# Man dies after being electrocuted while clearing a tree



## NC4AB (Apr 14, 2010)

A Thomasville (NC) man died of injuries from being accidentally electrocuted while clearing a tree in Burlington on Wednesday afternoon. 

According to H.G. Coble, a retired officer with the Burlington Police Department, William Ricky Phillips Jr., 35, of 212 Washboard Road, lot 1, Thomasville, owner of Woodworx Tree Service of the same address, was working on clearing a tree on private property in the 300 block of North Gurney Street in Burlington. 

Coble said a police report stated that an unsecured limb came into contact with the electrical line and Phillips. 

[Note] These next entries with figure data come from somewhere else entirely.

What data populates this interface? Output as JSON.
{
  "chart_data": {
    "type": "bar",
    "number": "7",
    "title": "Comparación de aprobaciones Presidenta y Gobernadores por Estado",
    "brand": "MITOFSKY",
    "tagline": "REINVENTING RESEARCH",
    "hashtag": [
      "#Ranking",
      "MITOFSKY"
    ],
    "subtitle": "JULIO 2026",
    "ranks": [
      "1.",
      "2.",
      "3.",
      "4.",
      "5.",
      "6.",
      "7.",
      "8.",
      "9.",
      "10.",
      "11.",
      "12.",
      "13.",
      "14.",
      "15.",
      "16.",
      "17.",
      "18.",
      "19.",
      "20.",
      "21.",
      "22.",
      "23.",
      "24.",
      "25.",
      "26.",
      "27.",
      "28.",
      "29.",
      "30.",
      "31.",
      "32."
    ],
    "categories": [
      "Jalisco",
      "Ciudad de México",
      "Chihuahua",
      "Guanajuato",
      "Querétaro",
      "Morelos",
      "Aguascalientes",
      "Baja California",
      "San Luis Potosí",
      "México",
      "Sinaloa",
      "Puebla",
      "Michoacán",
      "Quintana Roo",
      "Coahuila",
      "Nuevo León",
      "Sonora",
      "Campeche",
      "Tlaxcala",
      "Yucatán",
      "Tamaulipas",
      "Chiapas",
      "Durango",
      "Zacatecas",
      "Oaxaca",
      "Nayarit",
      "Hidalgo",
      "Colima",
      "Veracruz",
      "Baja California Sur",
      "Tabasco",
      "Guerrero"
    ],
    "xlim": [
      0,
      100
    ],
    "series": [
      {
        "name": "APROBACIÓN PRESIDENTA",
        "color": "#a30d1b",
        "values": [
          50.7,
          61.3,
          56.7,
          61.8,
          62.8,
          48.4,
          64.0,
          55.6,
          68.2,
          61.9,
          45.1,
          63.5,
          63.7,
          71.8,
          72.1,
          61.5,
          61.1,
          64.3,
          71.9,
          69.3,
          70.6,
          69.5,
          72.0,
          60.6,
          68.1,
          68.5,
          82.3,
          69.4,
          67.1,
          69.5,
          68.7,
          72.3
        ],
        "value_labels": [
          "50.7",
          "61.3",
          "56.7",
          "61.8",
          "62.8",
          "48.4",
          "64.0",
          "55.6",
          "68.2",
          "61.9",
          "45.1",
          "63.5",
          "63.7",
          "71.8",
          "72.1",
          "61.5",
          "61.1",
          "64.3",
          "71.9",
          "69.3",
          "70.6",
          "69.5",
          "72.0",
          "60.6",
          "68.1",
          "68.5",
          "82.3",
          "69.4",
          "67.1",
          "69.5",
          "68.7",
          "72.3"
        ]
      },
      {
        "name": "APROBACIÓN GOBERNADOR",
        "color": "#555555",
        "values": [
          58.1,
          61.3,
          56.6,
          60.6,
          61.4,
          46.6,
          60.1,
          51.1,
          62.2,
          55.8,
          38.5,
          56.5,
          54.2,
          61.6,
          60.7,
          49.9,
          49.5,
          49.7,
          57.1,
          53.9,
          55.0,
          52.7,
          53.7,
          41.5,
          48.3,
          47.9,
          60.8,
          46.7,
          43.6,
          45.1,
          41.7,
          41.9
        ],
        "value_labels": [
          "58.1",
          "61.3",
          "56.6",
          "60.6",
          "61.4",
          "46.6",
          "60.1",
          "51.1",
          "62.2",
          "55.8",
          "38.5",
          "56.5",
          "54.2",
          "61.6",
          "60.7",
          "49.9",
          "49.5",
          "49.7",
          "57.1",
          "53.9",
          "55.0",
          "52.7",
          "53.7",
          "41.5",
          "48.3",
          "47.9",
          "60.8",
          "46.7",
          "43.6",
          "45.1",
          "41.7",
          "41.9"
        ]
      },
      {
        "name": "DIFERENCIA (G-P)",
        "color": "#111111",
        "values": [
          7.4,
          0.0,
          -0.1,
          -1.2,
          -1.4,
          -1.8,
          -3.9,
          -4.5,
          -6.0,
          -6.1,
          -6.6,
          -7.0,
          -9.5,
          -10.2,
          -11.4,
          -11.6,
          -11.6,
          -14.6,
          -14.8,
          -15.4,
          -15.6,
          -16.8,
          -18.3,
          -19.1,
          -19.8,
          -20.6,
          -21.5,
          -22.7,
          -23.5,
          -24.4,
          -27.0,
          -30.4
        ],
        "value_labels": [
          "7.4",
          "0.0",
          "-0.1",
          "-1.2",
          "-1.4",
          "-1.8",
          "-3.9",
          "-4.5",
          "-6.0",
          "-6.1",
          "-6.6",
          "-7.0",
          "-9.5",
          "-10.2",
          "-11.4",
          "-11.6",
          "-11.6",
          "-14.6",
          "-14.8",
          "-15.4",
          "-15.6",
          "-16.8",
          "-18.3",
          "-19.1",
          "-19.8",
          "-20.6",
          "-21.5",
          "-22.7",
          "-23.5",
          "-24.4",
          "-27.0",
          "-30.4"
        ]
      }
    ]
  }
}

Alamance County Rescue, Alamance County EMS and Burlington police responded to the call just after noon. There were no other injuries.

Link:


----------



## treemandan (Apr 14, 2010)

To all those regular tree climbers out there who are sent to work around wires:
DON"T DO IT !!! That is what the power company is for. They have all that proper equipment which makes men come out alive... we don't.
RIP


----------



## boutselis (Apr 15, 2010)

I know this doesn't have to do with trees but the report reminded me of something that happened near my area. A while back when aluminum prices were very high a guy thought he would climb a pole and cut out the heavy aluminum ground wire so he could recycle it.

he died. 

ground wires often carry a lot of voltage also. its a good thing to remember.


----------